THE BIRTH OF CALIFORNIA SOUND

A look at the roots of the historic music scene in L.A.’s Laurel Canyon featuring the music of iconic music groups such as The Byrds, The Beach Boys, Buffalo Springfield, and The Mamas and the Papas.

"Arguably the most sturdily crafted and entertainingly anecdotal documentary of its kind since Denny Tedesco’s “The Wrecking Crew,” a similarly nostalgic celebration of artists who generously contributed to the soundtrack of the baby boomer generation, Andrew Slater’s “Echo in the Canyon” offers a richly evocative and star-studded overview of the 1960s Laurel Canyon music scene.

Audiences old enough to have many of the epochal LPs referenced here stashed in their closets will know they’re in good hands right from the start, as the iconic first chords of the Byrds’ “Turn! Turn! Turn!” resound during the darkness of the film’s opening moments. But wait, there’s more: The songs of Buffalo Springfield, the Mamas and the Papas, the Beach Boys and other L.A.-based hitmakers of the era are also featured in a doc that shows how music that defined the California Sound of a half-century ago continues to inspire and influence contemporary artists. It’s a package that not only will delight viewers of a certain age but also folks who weren’t introduced to the songs until decades after the fact.
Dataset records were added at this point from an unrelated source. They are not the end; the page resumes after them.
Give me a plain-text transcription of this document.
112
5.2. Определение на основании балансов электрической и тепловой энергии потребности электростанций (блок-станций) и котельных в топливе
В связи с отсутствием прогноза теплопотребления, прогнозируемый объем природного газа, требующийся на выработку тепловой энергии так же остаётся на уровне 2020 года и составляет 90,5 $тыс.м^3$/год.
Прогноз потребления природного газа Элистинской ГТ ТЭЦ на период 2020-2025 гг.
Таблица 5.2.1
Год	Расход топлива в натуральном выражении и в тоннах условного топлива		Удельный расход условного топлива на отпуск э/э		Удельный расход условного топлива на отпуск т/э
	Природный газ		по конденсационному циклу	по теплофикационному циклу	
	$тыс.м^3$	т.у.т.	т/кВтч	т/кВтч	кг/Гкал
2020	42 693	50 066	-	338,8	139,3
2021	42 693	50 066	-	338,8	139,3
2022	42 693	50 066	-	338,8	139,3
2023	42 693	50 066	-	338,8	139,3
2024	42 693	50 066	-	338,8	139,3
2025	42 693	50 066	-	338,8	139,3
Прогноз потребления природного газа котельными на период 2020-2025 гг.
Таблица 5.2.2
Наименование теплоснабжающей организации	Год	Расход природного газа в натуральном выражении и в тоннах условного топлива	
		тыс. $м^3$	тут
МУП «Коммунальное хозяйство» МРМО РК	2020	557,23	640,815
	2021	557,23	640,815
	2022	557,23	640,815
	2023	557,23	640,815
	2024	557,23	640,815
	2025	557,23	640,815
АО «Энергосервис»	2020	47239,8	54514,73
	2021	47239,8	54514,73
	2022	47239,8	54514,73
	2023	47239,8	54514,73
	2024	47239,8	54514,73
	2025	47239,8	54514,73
The movie marks the directorial debut for Slater, a former journalist and music industry veteran who collaborated with Jakob Dylan on a 2015 tribute concert in Los Angeles that showcased Dylan and other artists of his generation — including Fiona Apple, Beck, Cat Power, Norah Jones and Jade Castrinos — performing songs recorded more than 50 years earlier by the aforementioned legendary artists. While “Echo in the Canyon” features highlights from that concert, it devotes most of its running time to interviews Dylan conducted before and after the live event with Roger McGuinn and David Crosby of the Byrds; music producer Lou Adler; Michelle Phillips of the Mamas and the Papas; Brian Wilson of the Beach Boys; Stephen Stills of Buffalo Springfield; and other primary sources from the era (including Ringo Starr, John Sebastian and Eric Clapton).
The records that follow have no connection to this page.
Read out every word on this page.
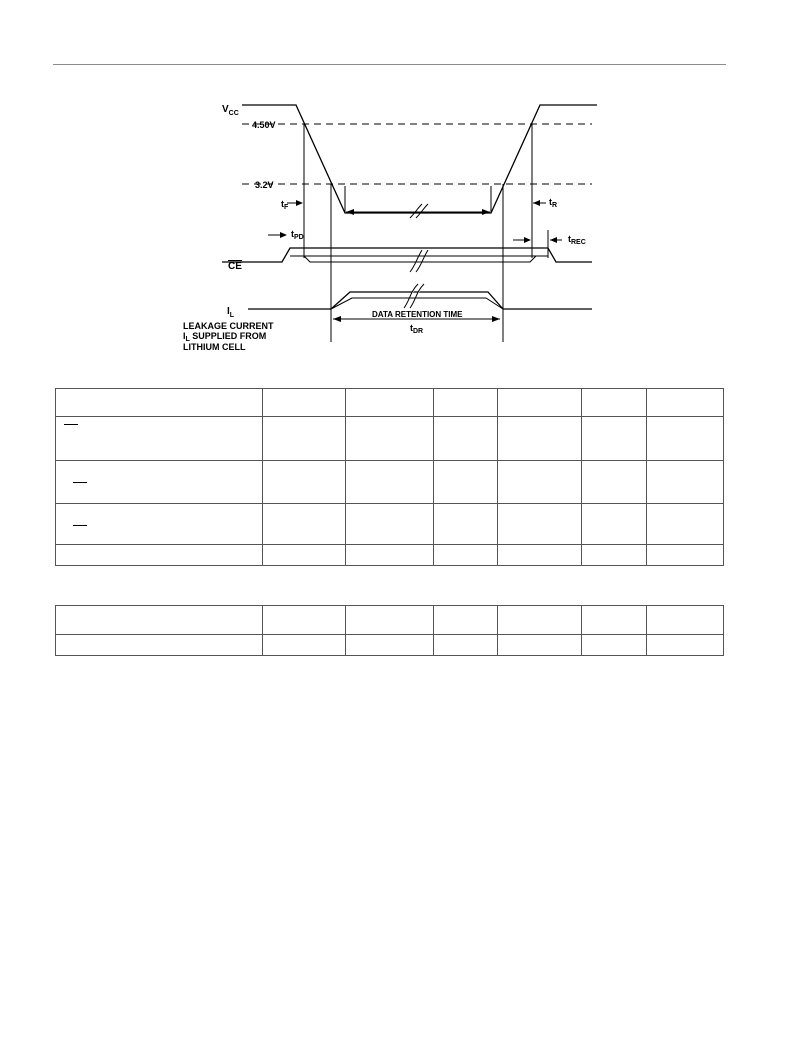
$V_{CC}$
4.50V
3.2V
$t_F$
$t_R$
$t_{PD}$	$t_{REC}$
CE
$I_L$	DATA RETENTION TIME
$t_{DR}$
LEAKAGE CURRENT
$I_L$ SUPPLIED FROM
LITHIUM CELL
Focused primarily on a period from 1965, when the Byrds topped the charts with their version of Bob Dylan’s “Mr. Tambourine Man,” to 1967, just prior to the advent of psychedelia, when Buffalo Springfield released their ineffably haunting “Expecting to Fly,” Slater’s documentary recalls a heady time when folk music went electric; bold innovators and play-it-safers vied for attention on “American Bandstand” and “The Ed Sullivan Show”; and British sensations like the Beatles and Cream cross-pollinated with Los Angeles bands like the Byrds and the Beach Boys.
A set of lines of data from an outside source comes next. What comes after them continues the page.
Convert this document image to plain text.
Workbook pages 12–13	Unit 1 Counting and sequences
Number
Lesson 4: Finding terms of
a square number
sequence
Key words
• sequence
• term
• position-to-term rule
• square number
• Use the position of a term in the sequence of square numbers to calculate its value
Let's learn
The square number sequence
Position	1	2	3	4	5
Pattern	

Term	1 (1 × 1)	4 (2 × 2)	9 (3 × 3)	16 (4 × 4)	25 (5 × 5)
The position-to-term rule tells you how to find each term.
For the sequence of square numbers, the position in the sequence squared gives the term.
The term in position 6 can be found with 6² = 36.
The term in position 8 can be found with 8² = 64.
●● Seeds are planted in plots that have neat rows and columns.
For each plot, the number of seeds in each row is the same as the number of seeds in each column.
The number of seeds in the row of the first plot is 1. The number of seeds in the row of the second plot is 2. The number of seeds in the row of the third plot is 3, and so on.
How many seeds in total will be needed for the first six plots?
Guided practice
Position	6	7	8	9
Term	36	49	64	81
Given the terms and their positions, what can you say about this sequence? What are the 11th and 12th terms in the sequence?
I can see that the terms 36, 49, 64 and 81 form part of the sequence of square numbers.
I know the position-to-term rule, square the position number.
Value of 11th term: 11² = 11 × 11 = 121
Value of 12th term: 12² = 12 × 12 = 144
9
Tales are told, memories are rekindled, and admiration is expressed. McGuinn amusingly recalls a point in his solo-artist salad days when he tried, and failed, to make club audiences in New York and L.A. accept his cheeky folkie cover of the Beatles’ “I Wanna Hold Your Hand” — the type of musical hybrid that, not long after, would be typical of his early efforts with the Byrds. Phillips candidly admits that John Phillips, her then-husband and Mamas and Papas bandmate, wrote “Go Where You Wanna Go” for the group in response to her adulterous affairs.

Tom Petty, in one of his last recorded interviews before his death in 2017, talks of being drawn to L.A. from Florida after listing to music of the ‘60s folk-rock era, and insists that he “cannot see something in Mozart” that tops the best of Brian Wilson.

Wilson himself appears on camera to describe how the Beatles’ groundbreaking 1965 album “Rubber Soul” influenced the Beach Boys’ 1966 “Pet Sounds” — which in turn influenced the Beatles’ “Sgt. Pepper’s Lonely Hearts Club Band” (1967). “Echo in the Canyon” describes several such instances of mutual inspiration among the ’60s artists who gravitated toward L.A.’s Laurel Canyon district, an area where even struggling artists could find affordable lodging — and supportive peers who might share drugs and/or sleeping partners — while building careers. It’s left almost entirely up to the unapologetically blunt-spoken David Crosby to suggest that sometimes, jealousy reared its head: He freely admits that when Buffalo Springfield signed on (briefly) as the opening act while he was with the Byrds, he feared they might steal the spotlight.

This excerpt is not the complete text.